Isto das primeiras vezes é de extrema relevância nas relações israelo-árabes desde 1948, data da criação do Estado Judaico (nabka, ou “catástrofe”, dizem os palestinianos). Quem não se recorda do abalo sísmico que foi o reconhecimento pelo Egito em 1980 depois de o colosso árabe ter estado sempre na linha da frente das guerras que tentaram destruir Israel? Por isso há uma outra primeira vez que deu a entender o que agora está a acontecer: o voo direto de Donald Trump da Arábia Saudita para Israel em maio do ano passado, sinal de que a estratégia do presidente americano de isolar o Irão (sob suspeita nuclear) e criar uma aliança Estados Unidos-Israel-países árabes sunitas conta com o apoio do rei Salman, guardião das cidades santas de Meca e Medina e portanto com peso tremendo no mundo árabe-muçulmano. E tempos depois foi a vez de o príncipe herdeiro Mohammed bin Salman admitir o direito dos judeus a um país.

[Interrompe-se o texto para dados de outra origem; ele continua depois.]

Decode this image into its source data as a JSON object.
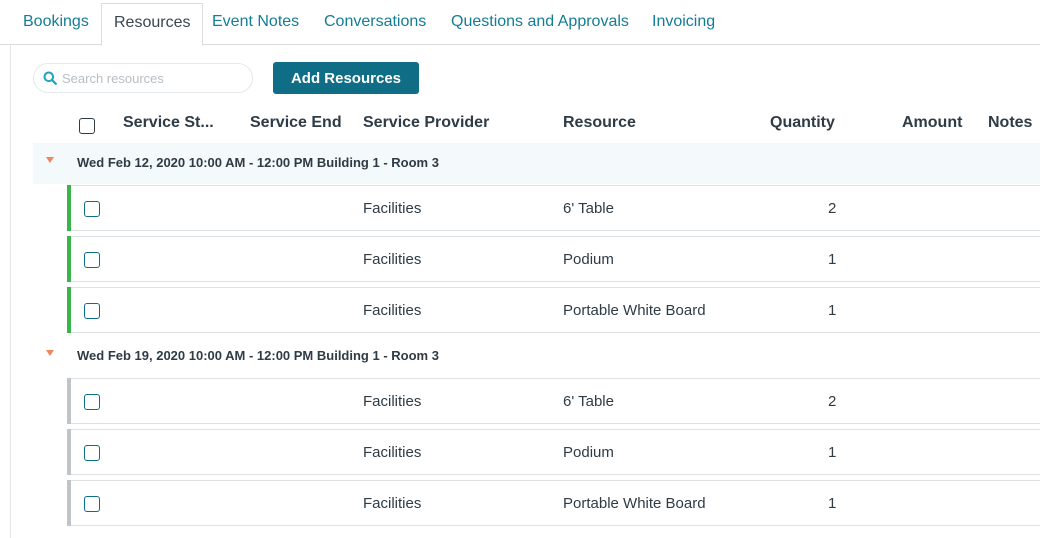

Um dia, em Telavive, jantei com Chemi Peres, filho de Shimon Peres, que como ministro dos Negócios Estrangeiros partilhou o Nobel da Paz de 1993 com Rabin e o líder palestiniano Yasser Arafat. Falámos do pioneirismo do pai, dos tempos áureos dos kibbutz, do plano da ONU de partilha da Palestina que os árabes rejeitaram, do novo Estado e de como os israelitas tiveram de apostar no “poder do cérebro” para sobreviver como país dada a escassez de recursos naturais e a vizinhança hostil. Fundador da Pitango, financeira especializada em startups, Chemi Peres confessou acreditar, tal como o pai (que foi primeiro-ministro e presidente), numa solução negociada para o problema palestiniano e admitiu que empresas israelitas, algumas com quadros árabes-israelitas, há muito que fazem negócio no Golfo mas sempre discretas sobre a nacionalidade.
Ora, o discreto justifica-se porque nas massas árabes a simpatia pela luta palestiniana por um Estado é ainda forte. E o sultão omanita, líder de um povo que não é nem sunita nem xiita mas ibadita, pode nesse sentido arriscar mais do que outros monarcas e acolher Netanyahu, até porque dias antes recebera Mahmud Abbas.
Mas as divisões entre os palestinianos – Fatah a controlar a Cisjordânia e o Hamas Gaza –, assim como a ausência de um líder para o pós-Abbas capaz de negociar em força com Netayahu ou com quem a este suceder, facilitam este entendimento dos árabes com os israelitas. E o prémio para os dois lados é o apoio de Trump, o mesmo que ordenou a transferência da embaixada de Telavive para Jerusalém e escutou escassos protestos dos governantes árabes.
Bolsonaro na questão da embaixada não faz mais do que imitar Trump, mas Israel agradece. É que nisto de simbolismos, não esquecer que foi um brasileiro que, como presidente da Assembleia Geral da ONU, aprovou o Plano de Partição da Palestina.